The radiologists’ experience was not taken into account as a factor that influenced missed cancer rate in this study. It may be an interesting factor to consider in future studies.

5. Conclusions

There is a high proportion (74%) of breast cancers visible on an initial MRI scan in a population of high-risk patients with serial MRIs. MRI characteristics or receptors do not influence the detectability of breast cancers. Lesions in a post-surgical breast or with moderate to high BPE should be assessed with caution. Long-term stability does not rule out malignancy, and multimodality evaluations are of added value. Lowering the threshold for biopsy for lesions with interval change in kinetics for type 2 or 3 curves should be considered. The kinetic curve of breast lesions should be compared with the previous study, regardless of the lesion size. The higher rate of interval cancers in BRCA 1 was not solely attributed to receptor type.

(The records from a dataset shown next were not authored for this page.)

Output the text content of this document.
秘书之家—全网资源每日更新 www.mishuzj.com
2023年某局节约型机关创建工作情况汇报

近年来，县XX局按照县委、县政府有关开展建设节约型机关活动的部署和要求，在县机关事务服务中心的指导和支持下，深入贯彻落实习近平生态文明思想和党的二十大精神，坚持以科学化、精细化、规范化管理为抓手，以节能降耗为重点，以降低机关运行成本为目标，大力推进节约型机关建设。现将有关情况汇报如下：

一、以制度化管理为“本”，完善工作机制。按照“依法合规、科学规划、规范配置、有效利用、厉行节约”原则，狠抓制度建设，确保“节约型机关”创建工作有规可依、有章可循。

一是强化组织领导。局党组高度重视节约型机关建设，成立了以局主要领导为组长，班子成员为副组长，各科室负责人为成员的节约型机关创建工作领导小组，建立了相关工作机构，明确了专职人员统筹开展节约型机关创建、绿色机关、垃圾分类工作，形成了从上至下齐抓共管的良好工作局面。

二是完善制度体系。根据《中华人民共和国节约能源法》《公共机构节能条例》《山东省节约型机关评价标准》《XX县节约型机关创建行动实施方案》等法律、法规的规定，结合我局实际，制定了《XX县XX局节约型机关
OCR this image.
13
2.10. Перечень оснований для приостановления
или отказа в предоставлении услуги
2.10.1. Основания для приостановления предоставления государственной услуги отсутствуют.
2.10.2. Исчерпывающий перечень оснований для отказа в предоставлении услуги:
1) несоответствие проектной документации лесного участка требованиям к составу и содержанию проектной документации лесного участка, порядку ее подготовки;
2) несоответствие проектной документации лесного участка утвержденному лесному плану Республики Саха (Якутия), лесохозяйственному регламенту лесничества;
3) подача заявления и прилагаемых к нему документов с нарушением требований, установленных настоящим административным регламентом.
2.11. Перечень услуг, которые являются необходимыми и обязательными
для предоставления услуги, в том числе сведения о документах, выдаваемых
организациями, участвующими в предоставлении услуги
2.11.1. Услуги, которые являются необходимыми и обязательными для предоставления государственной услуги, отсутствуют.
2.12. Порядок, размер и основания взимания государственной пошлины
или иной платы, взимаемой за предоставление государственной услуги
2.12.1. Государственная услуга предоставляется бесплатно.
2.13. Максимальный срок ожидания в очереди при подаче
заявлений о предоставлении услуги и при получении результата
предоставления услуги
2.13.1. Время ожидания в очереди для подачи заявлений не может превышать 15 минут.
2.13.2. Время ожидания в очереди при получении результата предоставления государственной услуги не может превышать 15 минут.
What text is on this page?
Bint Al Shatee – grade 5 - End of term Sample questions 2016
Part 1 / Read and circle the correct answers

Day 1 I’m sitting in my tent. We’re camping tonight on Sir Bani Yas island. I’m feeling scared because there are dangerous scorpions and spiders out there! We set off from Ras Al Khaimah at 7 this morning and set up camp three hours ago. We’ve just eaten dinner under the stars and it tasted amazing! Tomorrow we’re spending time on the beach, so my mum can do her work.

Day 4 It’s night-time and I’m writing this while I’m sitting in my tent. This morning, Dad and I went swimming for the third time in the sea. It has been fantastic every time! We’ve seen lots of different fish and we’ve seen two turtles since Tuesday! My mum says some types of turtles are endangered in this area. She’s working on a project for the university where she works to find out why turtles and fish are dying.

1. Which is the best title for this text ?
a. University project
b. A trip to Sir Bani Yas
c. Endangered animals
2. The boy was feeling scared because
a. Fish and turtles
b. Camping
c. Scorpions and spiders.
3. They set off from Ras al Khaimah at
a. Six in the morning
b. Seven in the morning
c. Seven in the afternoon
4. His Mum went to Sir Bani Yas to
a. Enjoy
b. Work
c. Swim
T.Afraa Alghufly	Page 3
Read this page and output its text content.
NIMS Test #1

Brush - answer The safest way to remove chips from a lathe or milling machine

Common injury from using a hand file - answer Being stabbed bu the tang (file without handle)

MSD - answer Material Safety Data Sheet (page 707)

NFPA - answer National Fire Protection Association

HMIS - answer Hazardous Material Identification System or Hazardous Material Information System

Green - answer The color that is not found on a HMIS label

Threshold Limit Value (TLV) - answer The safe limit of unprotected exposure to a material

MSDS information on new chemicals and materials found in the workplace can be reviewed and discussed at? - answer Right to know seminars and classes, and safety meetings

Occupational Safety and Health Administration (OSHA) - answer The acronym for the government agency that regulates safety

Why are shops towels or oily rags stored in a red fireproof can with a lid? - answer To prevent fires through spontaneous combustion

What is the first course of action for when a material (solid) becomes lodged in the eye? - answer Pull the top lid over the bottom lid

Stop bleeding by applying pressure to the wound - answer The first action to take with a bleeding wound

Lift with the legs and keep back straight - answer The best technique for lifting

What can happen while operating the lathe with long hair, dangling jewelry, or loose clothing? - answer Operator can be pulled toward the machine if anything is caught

However, this may be partly related to the higher proportion of basal-like cancers, which are more aggressive and more prevalent in those patients.

In future studies, evaluation of the missed cancers according to the radiologist’s experience could be performed. The creation of a data base containing examples of missed cases could also benefit trainees in order to familiarize them with the pitfalls of breast MRI and the causes of missed cancers encountered in the high-risk population.